Vote with your head
Tomorrow is Election Day — don’t panic, it’s only the midterms. Every suburban street has clusters of campaign signs promoting hopeful candidates who you may or may not have heard of for a wide variety of offices that you also may or may not have heard of. Like most midterms this has stirred only a moderate amount of excitement, or even faint interest.
People are not fighting in the street about who is going to be the receiver of taxes or superintendent of highways, and the turnout will probably be disgracefully low. But this election is only a pale shadow of the big one that we will face a year from now, when we most certainly will know the names of the candidates, and it might be wise to consider it as a practice run — practice not in voting, which is easy enough, but in thinking about voting.

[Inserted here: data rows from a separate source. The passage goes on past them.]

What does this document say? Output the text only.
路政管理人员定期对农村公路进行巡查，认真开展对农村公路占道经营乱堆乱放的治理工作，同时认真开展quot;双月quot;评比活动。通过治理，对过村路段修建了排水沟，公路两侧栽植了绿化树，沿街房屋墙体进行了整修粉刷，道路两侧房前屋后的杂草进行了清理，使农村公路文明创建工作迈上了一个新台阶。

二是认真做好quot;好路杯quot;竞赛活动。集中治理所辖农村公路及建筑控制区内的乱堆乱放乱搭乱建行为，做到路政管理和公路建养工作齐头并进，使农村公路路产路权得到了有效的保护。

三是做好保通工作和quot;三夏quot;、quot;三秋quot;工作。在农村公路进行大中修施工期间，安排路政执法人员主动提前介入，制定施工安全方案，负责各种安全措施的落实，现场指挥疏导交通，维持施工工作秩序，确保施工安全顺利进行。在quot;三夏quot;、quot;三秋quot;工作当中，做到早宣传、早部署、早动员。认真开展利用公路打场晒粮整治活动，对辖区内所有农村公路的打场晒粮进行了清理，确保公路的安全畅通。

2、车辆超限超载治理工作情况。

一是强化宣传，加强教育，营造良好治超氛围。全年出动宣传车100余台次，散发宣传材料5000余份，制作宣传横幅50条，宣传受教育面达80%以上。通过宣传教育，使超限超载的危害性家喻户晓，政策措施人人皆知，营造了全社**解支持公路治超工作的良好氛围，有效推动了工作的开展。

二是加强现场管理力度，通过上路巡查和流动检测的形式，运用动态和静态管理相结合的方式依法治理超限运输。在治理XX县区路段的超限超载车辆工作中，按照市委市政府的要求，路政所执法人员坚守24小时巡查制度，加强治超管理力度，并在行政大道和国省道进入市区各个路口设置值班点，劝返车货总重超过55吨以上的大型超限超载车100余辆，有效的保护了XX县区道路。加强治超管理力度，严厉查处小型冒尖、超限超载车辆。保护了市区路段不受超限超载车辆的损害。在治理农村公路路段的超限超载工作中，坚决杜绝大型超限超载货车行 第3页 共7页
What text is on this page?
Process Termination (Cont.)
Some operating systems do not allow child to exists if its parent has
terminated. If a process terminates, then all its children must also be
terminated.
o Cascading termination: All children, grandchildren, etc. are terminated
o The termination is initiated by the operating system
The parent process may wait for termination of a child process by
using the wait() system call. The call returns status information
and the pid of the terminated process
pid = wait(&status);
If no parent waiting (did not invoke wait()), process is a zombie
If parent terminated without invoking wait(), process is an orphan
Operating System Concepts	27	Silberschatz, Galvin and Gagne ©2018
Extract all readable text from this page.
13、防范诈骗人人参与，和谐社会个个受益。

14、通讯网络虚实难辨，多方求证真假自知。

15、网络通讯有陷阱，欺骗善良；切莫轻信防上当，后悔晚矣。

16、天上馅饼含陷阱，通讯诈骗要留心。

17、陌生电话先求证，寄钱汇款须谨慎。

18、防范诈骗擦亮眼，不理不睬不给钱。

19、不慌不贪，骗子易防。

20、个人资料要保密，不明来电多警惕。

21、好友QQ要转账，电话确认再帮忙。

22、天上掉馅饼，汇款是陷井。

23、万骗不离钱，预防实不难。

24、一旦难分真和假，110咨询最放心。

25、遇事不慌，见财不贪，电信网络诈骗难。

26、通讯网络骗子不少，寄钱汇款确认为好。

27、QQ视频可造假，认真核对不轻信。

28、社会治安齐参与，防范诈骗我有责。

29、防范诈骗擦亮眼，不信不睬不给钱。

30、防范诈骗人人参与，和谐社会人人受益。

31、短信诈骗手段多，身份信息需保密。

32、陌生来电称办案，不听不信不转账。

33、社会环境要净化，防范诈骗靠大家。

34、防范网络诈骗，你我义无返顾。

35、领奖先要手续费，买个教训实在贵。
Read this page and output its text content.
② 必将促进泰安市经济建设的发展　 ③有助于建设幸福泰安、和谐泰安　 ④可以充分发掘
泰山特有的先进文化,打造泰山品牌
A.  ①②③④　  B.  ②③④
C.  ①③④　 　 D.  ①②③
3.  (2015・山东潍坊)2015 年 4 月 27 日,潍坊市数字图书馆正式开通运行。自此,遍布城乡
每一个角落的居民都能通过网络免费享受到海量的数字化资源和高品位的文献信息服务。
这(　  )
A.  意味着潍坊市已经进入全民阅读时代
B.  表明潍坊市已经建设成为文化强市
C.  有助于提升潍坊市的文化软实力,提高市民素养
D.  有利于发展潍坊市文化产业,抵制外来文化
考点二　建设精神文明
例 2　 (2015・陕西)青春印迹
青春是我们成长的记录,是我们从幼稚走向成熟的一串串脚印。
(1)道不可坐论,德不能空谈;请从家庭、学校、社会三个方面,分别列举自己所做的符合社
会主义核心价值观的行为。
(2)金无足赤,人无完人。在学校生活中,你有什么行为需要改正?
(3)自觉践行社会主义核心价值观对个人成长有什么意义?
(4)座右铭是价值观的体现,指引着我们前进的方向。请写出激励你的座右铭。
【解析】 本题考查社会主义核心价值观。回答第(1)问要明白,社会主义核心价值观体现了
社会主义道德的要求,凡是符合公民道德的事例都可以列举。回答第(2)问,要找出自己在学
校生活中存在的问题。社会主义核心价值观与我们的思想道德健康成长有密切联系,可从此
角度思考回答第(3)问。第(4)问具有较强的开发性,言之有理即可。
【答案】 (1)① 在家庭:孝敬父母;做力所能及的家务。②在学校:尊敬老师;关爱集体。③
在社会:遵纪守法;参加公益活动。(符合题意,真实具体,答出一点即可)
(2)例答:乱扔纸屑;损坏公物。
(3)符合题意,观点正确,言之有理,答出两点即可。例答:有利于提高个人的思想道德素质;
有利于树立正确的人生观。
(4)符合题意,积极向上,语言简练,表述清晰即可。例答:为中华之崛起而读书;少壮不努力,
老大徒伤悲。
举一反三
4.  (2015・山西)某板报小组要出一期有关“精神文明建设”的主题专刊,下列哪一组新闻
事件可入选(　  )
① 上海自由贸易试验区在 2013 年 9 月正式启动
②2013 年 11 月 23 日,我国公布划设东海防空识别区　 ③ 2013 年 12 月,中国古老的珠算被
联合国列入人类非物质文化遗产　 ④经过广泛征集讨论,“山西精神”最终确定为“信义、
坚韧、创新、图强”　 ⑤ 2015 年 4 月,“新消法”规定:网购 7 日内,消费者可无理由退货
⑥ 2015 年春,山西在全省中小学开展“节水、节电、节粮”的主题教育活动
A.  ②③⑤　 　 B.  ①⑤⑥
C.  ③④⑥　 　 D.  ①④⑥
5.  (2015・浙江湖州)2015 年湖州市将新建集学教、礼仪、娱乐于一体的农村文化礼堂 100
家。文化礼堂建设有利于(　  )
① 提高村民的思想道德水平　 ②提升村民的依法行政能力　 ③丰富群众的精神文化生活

All elections are emotional events, and that’s a problem. Elections are ideally supposed to be rational events. Modern democracy was an invention of the so-called Age of Reason in the 18th century. But right from the start, elections were turbulent, sometimes violent contests between more or less tribal factions driven by irrational loyalties. Not much has changed. Elections are still taken as an excuse to indulge our feelings.
Feelings are fine within reason, but they should be reserved for situations where nothing important is at stake, like sports or reality TV shows. Then everyone can scream and shout and emote to their heart’s content, no damage done. But at election time we need to lock the emotions in the closet and think.
The author Gore Vidal told a story* about a conversation he had with John F. Kennedy at Hyannis in 1961. Kennedy asked: “How do you explain that a sort of backwoods country like this, with only three million people, could have produced the three great geniuses of the eighteenth century — Franklin, Jefferson and Hamilton?”
Vidal replied, in his own account: “Time, they had more of it. They stayed home on the farm in winter. They read. Wrote letters. Apparently, thought, something no longer done in public life.”
It’s an interesting comment, and it rings true. Reading and thinking take time, which no politician has these days. Fundraising takes all their time. Campaigns move at a manic pace, reactions must be instant, careful reflection is utterly impossible.
All this is entertaining for the audience, the voters. But it is no way to decide who should control our vital institutions. Religion and patriotism, fear and resentment, race and class are all tossed into the mix to make the choice more difficult, and to activate those dangerous emotions. Add in irrational loyalties, such as “My party right or wrong,” and the trite slogans, and lunatic conspiracies, and the hysteria whipped up by social media, and you have the perfect prescription for an election choice that is about a thoughtful as a five-year-old choosing ice cream with sprinkles over ice cream without.
The heart is a useful organ, as any cardiologist will tell you. But it doesn’t think much. When it comes to important decisions, perhaps we should decide to use our heads.